Wakimoto arrived at the NCAR in 2005 as associate director of the Earth Observing Laboratory (EOL) and was appointed director of NCAR in 2010. Dr. Wakimoto remained director of NCAR until February 2013 when he was offered a post by the National Science Foundation NSF as assistant director for the Directorate for Geosciences (GEO). Wakimoto was a principal investigator of VORTEX2, the field project phase of which occurred in 2009-2010. He has participated in a dozen major field experiments including NIMROD (1978), JAWS (1982), ERICA (1988/89), VORTEX (1994/95), FASTEX (1997), IHOP (2002), BAMEX (2003), and VORTEX2 (2009/10).

When Wakimoto took the position of National Science Foundation assistant director for the geosciences, he oversaw a budget of nearly $1 billion for research on atmospheric, ocean, polar, and Earth sciences. His predecessor from July 2008 - June 2012, Tim Killeen, was also NCAR director prior to heading NSF GEO.
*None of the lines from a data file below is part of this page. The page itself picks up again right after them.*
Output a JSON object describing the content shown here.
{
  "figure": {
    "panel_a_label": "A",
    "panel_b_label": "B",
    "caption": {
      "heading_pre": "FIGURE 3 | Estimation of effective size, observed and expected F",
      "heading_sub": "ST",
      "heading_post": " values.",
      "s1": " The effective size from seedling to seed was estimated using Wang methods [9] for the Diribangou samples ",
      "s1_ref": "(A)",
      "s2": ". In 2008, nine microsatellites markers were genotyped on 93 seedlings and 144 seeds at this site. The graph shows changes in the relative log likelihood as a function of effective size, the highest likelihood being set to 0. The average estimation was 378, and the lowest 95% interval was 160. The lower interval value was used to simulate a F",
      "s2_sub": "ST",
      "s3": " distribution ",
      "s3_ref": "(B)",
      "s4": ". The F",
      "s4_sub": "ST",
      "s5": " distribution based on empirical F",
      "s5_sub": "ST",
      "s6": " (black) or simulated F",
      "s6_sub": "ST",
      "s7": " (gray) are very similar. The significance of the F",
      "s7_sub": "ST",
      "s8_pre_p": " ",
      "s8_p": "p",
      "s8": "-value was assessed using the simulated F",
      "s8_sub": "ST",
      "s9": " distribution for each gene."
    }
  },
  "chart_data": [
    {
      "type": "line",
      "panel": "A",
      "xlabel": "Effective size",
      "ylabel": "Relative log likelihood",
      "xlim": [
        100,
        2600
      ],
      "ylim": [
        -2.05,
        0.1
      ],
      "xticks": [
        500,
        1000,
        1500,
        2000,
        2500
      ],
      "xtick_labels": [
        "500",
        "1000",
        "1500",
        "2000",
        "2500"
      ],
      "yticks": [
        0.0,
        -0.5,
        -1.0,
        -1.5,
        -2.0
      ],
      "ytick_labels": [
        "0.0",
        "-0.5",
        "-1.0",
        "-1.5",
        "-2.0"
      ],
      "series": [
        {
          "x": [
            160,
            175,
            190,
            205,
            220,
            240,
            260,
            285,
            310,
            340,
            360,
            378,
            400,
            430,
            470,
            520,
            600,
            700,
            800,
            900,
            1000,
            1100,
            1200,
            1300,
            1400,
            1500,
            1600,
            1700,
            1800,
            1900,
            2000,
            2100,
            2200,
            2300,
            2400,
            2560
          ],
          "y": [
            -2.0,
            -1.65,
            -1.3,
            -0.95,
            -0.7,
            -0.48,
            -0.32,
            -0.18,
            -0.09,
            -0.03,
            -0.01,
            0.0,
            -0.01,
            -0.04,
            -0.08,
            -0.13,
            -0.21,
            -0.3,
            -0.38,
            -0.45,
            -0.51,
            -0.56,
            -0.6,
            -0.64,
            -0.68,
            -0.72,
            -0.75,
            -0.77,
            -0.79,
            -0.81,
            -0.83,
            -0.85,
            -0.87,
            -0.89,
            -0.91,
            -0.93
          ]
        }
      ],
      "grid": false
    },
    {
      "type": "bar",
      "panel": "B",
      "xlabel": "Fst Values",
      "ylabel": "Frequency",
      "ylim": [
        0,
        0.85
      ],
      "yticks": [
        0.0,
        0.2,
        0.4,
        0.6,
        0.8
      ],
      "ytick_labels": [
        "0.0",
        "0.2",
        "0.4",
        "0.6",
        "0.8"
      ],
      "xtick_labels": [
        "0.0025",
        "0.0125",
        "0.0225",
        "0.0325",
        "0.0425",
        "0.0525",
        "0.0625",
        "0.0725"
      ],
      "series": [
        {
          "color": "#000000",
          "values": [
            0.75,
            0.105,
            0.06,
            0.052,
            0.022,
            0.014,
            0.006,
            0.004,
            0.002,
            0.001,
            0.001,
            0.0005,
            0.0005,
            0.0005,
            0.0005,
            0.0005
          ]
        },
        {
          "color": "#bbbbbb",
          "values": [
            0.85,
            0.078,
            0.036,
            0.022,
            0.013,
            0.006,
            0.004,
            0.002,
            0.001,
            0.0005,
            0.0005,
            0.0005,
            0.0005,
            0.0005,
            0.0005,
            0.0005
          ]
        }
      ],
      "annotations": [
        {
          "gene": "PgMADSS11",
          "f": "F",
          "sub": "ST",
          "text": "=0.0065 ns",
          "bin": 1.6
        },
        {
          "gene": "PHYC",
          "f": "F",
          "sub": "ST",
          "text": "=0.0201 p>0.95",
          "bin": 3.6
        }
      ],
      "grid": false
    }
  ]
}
Wakimoto was elected a Fellow of the American Meteorological Society (AMS) in 1996, was a Councilor from 1997-2000, and received its Clarence Leroy Meisinger Award for "significant contributions to the understanding of mesoscale phenomena through insightful and detailed analysis of observations" in 1992. He served on the AMS Committee on Severe Local Storms from 1987-1991 (chair, 1988-1991), the UCAR/AMS Committee on the Study on Observational Systems from 1988-1990, and the AMS Committee on Radar Meteorology from 2000-2004 (chair, 2001-2004). He has published over 100 journal articles and was associate editor of Monthly Weather Review, as well as co-editor of AMS Meteorological Monograph: Radar and Atmospheric Science: A Collection of Essays in Honor of David Atlas. From 2003-2006, he served on the National Academies Board on Atmospheric Sciences and Climate (BASC).